Dès ce lundi 3 janvier 2022, le télétravail devient obligatoire au minimum trois jours par semaine « quand cela est possible ». Une durée qui peut monter jusqu’à quatre jours dans la mesure du possible, avait même annoncé Jean Castex lundi 27 décembre 2021. 

Une information corroborée quelques jours plus tard par la ministre du Travail Élisabeth Borne, qui évoquait même des sanctions pour les entreprises récalcitrantes. 
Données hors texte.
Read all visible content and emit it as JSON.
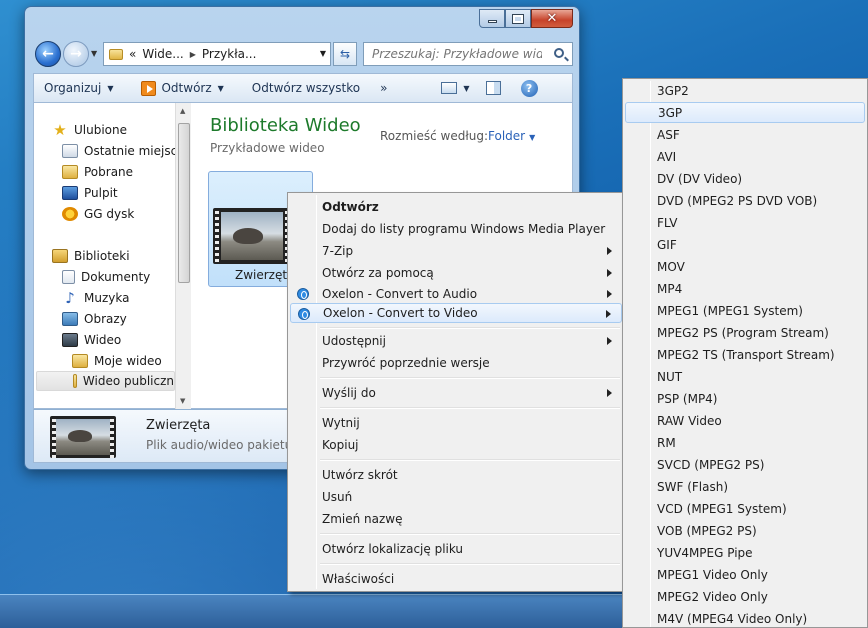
{
  "window": {
    "nav": {
      "back_icon": "back-arrow-icon",
      "forward_icon": "forward-arrow-icon"
    },
    "address": {
      "prefix": "«",
      "crumbs": [
        "Wide...",
        "Przykła..."
      ]
    },
    "search": {
      "placeholder": "Przeszukaj: Przykładowe wideo"
    },
    "toolbar": {
      "organize": "Organizuj",
      "play": "Odtwórz",
      "play_all": "Odtwórz wszystko",
      "more": "»"
    },
    "sidebar": {
      "favorites": [
        {
          "label": "Ulubione",
          "icon": "star-icon"
        },
        {
          "label": "Ostatnie miejsca",
          "icon": "recent-places-icon"
        },
        {
          "label": "Pobrane",
          "icon": "downloads-folder-icon"
        },
        {
          "label": "Pulpit",
          "icon": "desktop-icon"
        },
        {
          "label": "GG dysk",
          "icon": "gg-drive-icon"
        }
      ],
      "libraries": [
        {
          "label": "Biblioteki",
          "icon": "libraries-icon"
        },
        {
          "label": "Dokumenty",
          "icon": "documents-icon"
        },
        {
          "label": "Muzyka",
          "icon": "music-icon"
        },
        {
          "label": "Obrazy",
          "icon": "pictures-icon"
        },
        {
          "label": "Wideo",
          "icon": "videos-icon"
        },
        {
          "label": "Moje wideo",
          "icon": "folder-icon"
        },
        {
          "label": "Wideo publiczn",
          "icon": "folder-icon",
          "selected": true
        }
      ]
    },
    "library": {
      "title": "Biblioteka Wideo",
      "subtitle": "Przykładowe wideo",
      "arrange_label": "Rozmieść według:",
      "arrange_value": "Folder"
    },
    "file": {
      "name": "Zwierzęta"
    },
    "details": {
      "name": "Zwierzęta",
      "type": "Plik audio/wideo pakietu W"
    }
  },
  "context_menu": {
    "items": [
      {
        "label": "Odtwórz",
        "bold": true
      },
      {
        "label": "Dodaj do listy programu Windows Media Player"
      },
      {
        "label": "7-Zip",
        "submenu": true
      },
      {
        "label": "Otwórz za pomocą",
        "submenu": true
      },
      {
        "label": "Oxelon - Convert to Audio",
        "submenu": true,
        "icon": "oxelon-icon"
      },
      {
        "label": "Oxelon - Convert to Video",
        "submenu": true,
        "icon": "oxelon-icon",
        "highlighted": true
      },
      {
        "label": "Udostępnij",
        "submenu": true
      },
      {
        "label": "Przywróć poprzednie wersje"
      },
      {
        "label": "Wyślij do",
        "submenu": true
      },
      {
        "label": "Wytnij"
      },
      {
        "label": "Kopiuj"
      },
      {
        "label": "Utwórz skrót"
      },
      {
        "label": "Usuń"
      },
      {
        "label": "Zmień nazwę"
      },
      {
        "label": "Otwórz lokalizację pliku"
      },
      {
        "label": "Właściwości"
      }
    ]
  },
  "formats_menu": {
    "highlighted": "3GP",
    "items": [
      "3GP2",
      "3GP",
      "ASF",
      "AVI",
      "DV (DV Video)",
      "DVD (MPEG2 PS DVD VOB)",
      "FLV",
      "GIF",
      "MOV",
      "MP4",
      "MPEG1 (MPEG1 System)",
      "MPEG2 PS (Program Stream)",
      "MPEG2 TS (Transport Stream)",
      "NUT",
      "PSP (MP4)",
      "RAW Video",
      "RM",
      "SVCD (MPEG2 PS)",
      "SWF (Flash)",
      "VCD (MPEG1 System)",
      "VOB (MPEG2 PS)",
      "YUV4MPEG Pipe",
      "MPEG1 Video Only",
      "MPEG2 Video Only",
      "M4V (MPEG4 Video Only)"
    ]
  }
}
« Je souhaite un système plus dissuasif. Nous allons introduire un amendement dans le projet de loi en prévoyant la possibilité pour l’inspection du travail de prononcer des sanctions jusqu’à 1000 euros par salarié dont la situation n’est pas conforme dans la limite de 50.000 euros. C’est une mesure qui s’adresse aux entreprises qui ne respectent pas les règles”, a-t-elle déclaré le 30 décembre 2021, sur LCI.
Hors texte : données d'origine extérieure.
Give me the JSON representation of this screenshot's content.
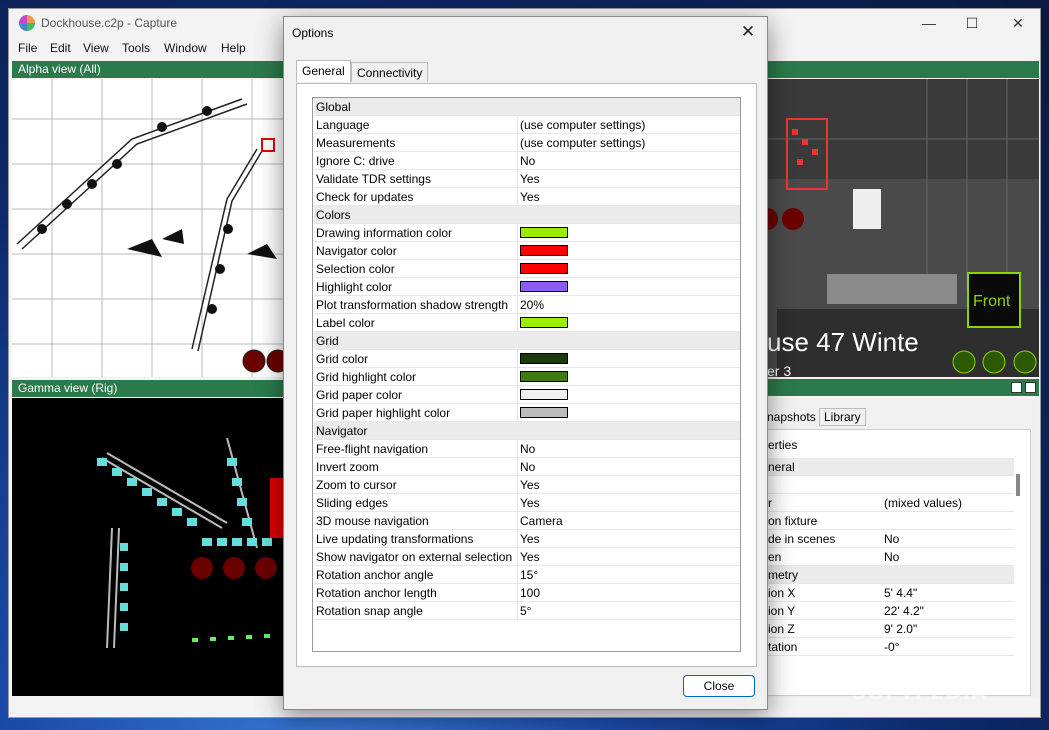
{
  "app": {
    "title": "Dockhouse.c2p - Capture",
    "menu": [
      "File",
      "Edit",
      "View",
      "Tools",
      "Window",
      "Help"
    ],
    "alpha_view": "Alpha view  (All)",
    "gamma_view": "Gamma view  (Rig)",
    "render_text": "use 47 Winte",
    "render_subtext": "er 3",
    "front_label": "Front",
    "props_tabs": [
      "napshots",
      "Library"
    ],
    "props_title": "erties",
    "props_rows": [
      {
        "k": "neral",
        "v": "",
        "section": true
      },
      {
        "k": "",
        "v": ""
      },
      {
        "k": "r",
        "v": "(mixed values)"
      },
      {
        "k": "on fixture",
        "v": ""
      },
      {
        "k": "de in scenes",
        "v": "No"
      },
      {
        "k": "en",
        "v": "No"
      },
      {
        "k": "metry",
        "v": "",
        "section": true
      },
      {
        "k": "ion X",
        "v": "5' 4.4\""
      },
      {
        "k": "ion Y",
        "v": "22' 4.2\""
      },
      {
        "k": "ion Z",
        "v": "9' 2.0\""
      },
      {
        "k": "tation",
        "v": "-0°"
      }
    ]
  },
  "dialog": {
    "title": "Options",
    "tabs": [
      "General",
      "Connectivity"
    ],
    "close_label": "Close",
    "rows": [
      {
        "k": "Global",
        "section": true
      },
      {
        "k": "Language",
        "v": "(use computer settings)"
      },
      {
        "k": "Measurements",
        "v": "(use computer settings)"
      },
      {
        "k": "Ignore C: drive",
        "v": "No"
      },
      {
        "k": "Validate TDR settings",
        "v": "Yes"
      },
      {
        "k": "Check for updates",
        "v": "Yes"
      },
      {
        "k": "Colors",
        "section": true
      },
      {
        "k": "Drawing information color",
        "color": "#99ee00"
      },
      {
        "k": "Navigator color",
        "color": "#ff0000"
      },
      {
        "k": "Selection color",
        "color": "#ff0000"
      },
      {
        "k": "Highlight color",
        "color": "#8b5cf6"
      },
      {
        "k": "Plot transformation shadow strength",
        "v": "20%"
      },
      {
        "k": "Label color",
        "color": "#99ee00"
      },
      {
        "k": "Grid",
        "section": true
      },
      {
        "k": "Grid color",
        "color": "#1a3a0a"
      },
      {
        "k": "Grid highlight color",
        "color": "#3d7a10"
      },
      {
        "k": "Grid paper color",
        "color": "#f2f2f2"
      },
      {
        "k": "Grid paper highlight color",
        "color": "#bcbcbc"
      },
      {
        "k": "Navigator",
        "section": true
      },
      {
        "k": "Free-flight navigation",
        "v": "No"
      },
      {
        "k": "Invert zoom",
        "v": "No"
      },
      {
        "k": "Zoom to cursor",
        "v": "Yes"
      },
      {
        "k": "Sliding edges",
        "v": "Yes"
      },
      {
        "k": "3D mouse navigation",
        "v": "Camera"
      },
      {
        "k": "Live updating transformations",
        "v": "Yes"
      },
      {
        "k": "Show navigator on external selection",
        "v": "Yes"
      },
      {
        "k": "Rotation anchor angle",
        "v": "15°"
      },
      {
        "k": "Rotation anchor length",
        "v": "100"
      },
      {
        "k": "Rotation snap angle",
        "v": "5°"
      }
    ]
  },
  "watermark": "SOFTPEDIA"
}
D’ailleurs, selon une information publiée ce dimanche 2 janvier par Les Echos, l’amendement du gouvernement au projet de loi sur le pass vaccinal a été déposé vendredi 31 décembre, et devrait être examiné dès aujourd’hui. Ainsi, le dispositif de télétravail obligatoire pourrait entrer incessamment sous peu dans la catégorie des obligations en matière de sécurité et de santé, inscrites dans le Code du Travail.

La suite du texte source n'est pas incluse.